Effect of CCR2 drug inhibition on the histopathological features of sm-EAN.

Representative digital indirect fluorescent immunohistochemistry photomicrographs of 10 μm frozen acetone fixed, axial sciatic nerve sections show disorganized or reduced S100β staining intensity indicative of demyelination (double white asterisk) associated with or without mononuclear cell infiltrates in Vehicle (A) and human IVIg treated (I) mice compared to the uniformly intense honeycomb appearance observed in CCR2 inhibitor (CCR2 INB) treated mice (E).
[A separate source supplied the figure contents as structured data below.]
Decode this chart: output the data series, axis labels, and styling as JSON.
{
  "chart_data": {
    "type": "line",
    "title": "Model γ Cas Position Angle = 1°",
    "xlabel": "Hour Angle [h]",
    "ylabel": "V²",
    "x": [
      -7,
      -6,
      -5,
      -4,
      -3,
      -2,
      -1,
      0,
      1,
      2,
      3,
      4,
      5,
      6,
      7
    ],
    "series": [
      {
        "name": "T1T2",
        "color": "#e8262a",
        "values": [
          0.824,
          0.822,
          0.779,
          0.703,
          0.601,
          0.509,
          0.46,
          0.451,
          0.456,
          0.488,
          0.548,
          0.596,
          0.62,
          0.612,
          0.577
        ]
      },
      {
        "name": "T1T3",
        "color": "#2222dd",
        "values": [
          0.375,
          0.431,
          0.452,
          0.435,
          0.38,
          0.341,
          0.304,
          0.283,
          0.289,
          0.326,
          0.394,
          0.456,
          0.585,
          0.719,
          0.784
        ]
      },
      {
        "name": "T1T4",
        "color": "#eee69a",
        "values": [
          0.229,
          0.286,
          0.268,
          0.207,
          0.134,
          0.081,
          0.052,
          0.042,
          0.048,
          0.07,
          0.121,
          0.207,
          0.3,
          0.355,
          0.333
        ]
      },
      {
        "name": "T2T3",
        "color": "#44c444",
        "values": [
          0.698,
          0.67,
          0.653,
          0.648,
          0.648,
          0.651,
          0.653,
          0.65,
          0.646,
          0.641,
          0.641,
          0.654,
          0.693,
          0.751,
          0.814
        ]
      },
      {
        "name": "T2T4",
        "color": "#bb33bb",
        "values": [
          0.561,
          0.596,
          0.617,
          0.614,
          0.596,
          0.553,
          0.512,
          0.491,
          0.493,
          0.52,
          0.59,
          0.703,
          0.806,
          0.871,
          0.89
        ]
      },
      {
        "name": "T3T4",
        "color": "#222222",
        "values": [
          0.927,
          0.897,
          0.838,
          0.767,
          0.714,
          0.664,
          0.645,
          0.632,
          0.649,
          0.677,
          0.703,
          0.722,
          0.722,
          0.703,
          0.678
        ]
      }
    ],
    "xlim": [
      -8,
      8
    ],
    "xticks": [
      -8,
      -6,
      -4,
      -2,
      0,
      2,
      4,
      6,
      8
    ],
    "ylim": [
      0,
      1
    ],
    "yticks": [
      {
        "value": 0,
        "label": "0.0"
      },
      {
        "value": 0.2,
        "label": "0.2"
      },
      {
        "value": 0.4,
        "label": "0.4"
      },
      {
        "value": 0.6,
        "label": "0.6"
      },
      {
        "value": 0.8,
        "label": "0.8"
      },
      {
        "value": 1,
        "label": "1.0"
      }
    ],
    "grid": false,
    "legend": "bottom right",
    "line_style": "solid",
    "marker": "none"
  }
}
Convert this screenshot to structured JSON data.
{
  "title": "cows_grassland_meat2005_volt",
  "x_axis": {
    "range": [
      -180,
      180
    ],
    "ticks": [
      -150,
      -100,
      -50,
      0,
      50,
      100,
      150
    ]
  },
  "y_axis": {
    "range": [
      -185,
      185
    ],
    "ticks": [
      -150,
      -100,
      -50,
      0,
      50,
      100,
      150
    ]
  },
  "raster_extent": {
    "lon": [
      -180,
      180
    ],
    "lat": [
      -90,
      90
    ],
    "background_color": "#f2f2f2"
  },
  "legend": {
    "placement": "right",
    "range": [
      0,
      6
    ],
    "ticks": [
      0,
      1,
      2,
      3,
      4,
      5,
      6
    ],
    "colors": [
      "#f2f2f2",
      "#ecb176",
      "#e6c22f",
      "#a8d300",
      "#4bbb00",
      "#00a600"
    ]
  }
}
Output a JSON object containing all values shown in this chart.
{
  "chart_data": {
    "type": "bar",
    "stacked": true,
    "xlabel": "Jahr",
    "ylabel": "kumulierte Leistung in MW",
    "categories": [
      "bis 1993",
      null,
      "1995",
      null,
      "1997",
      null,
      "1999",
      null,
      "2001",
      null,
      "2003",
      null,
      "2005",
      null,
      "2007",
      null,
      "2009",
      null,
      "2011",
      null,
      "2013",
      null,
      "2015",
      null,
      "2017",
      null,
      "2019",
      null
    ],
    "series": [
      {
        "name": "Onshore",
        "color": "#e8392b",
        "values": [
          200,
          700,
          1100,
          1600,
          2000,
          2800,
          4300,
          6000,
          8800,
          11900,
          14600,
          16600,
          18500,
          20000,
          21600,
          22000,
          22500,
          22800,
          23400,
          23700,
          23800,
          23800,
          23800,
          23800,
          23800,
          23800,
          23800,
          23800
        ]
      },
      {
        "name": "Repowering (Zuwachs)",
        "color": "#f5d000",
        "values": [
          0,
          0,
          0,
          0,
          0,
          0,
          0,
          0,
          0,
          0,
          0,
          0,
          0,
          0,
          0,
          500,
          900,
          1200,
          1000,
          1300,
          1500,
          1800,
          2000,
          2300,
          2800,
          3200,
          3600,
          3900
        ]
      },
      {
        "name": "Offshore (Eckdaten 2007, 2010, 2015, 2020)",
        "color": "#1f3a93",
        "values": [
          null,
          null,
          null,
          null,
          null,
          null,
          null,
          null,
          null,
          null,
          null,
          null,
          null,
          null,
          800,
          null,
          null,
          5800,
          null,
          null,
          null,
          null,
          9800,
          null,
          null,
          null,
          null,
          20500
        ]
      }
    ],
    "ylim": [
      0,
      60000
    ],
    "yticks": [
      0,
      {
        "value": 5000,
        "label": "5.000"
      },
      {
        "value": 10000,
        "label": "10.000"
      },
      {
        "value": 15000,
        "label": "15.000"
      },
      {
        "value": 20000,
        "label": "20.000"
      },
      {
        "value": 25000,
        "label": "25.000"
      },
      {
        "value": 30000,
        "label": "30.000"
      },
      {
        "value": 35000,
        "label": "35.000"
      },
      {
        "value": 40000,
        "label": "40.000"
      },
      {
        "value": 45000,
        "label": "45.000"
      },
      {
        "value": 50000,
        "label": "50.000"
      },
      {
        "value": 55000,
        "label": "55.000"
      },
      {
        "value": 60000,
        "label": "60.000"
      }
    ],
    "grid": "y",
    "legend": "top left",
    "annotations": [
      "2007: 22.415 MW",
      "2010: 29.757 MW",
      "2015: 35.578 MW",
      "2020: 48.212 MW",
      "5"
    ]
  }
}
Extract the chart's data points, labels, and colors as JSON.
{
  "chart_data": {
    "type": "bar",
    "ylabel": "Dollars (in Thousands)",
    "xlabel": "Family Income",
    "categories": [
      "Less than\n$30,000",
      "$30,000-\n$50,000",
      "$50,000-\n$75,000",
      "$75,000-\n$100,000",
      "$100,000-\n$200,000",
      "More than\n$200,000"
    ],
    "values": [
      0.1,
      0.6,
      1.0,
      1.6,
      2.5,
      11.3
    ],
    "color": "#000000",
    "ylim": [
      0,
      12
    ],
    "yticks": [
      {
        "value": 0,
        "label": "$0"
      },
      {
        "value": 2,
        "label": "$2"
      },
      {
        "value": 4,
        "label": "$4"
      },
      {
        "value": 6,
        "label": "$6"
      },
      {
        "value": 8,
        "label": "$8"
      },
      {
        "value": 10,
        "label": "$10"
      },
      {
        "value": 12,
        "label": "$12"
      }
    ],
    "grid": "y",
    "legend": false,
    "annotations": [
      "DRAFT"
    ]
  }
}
The thin honeycomb background appearance seen in several regions of human IVIg treated mouse sections may also reflect early remyelination. Qualitative analyses suggest a reduction in large and small myelinated axon density in vehicle controls, associated with foci of mononuclear cells in some instances (white asterisk; B) compared to CCR2INB (F) and human IVIg treated (J) mice based on heavy chain neurofilament [NF-H] staining. Focal infiltration of F4/80+ monocytes/macrophages (white arrows), the predominant leukocyte subpopulation in sm-EAN, is seen in Vehicle controls (C). Fewer foci are seen following CCR2INB (G) and IVIg (K) treatment. Similarly, scattered foci of CD3+ T cells (white arrows) seen in Vehicle-treated controls (D) become less prevalent following CCR2INB (H) and IVIg (L) treatment. Fewer infiltrated mononuclear cells are observed with CCR2INB treatment compared to IVIg treatment. Cells are detected by the DAPI nuclear stain in all images. Scale bar  =  100 μm.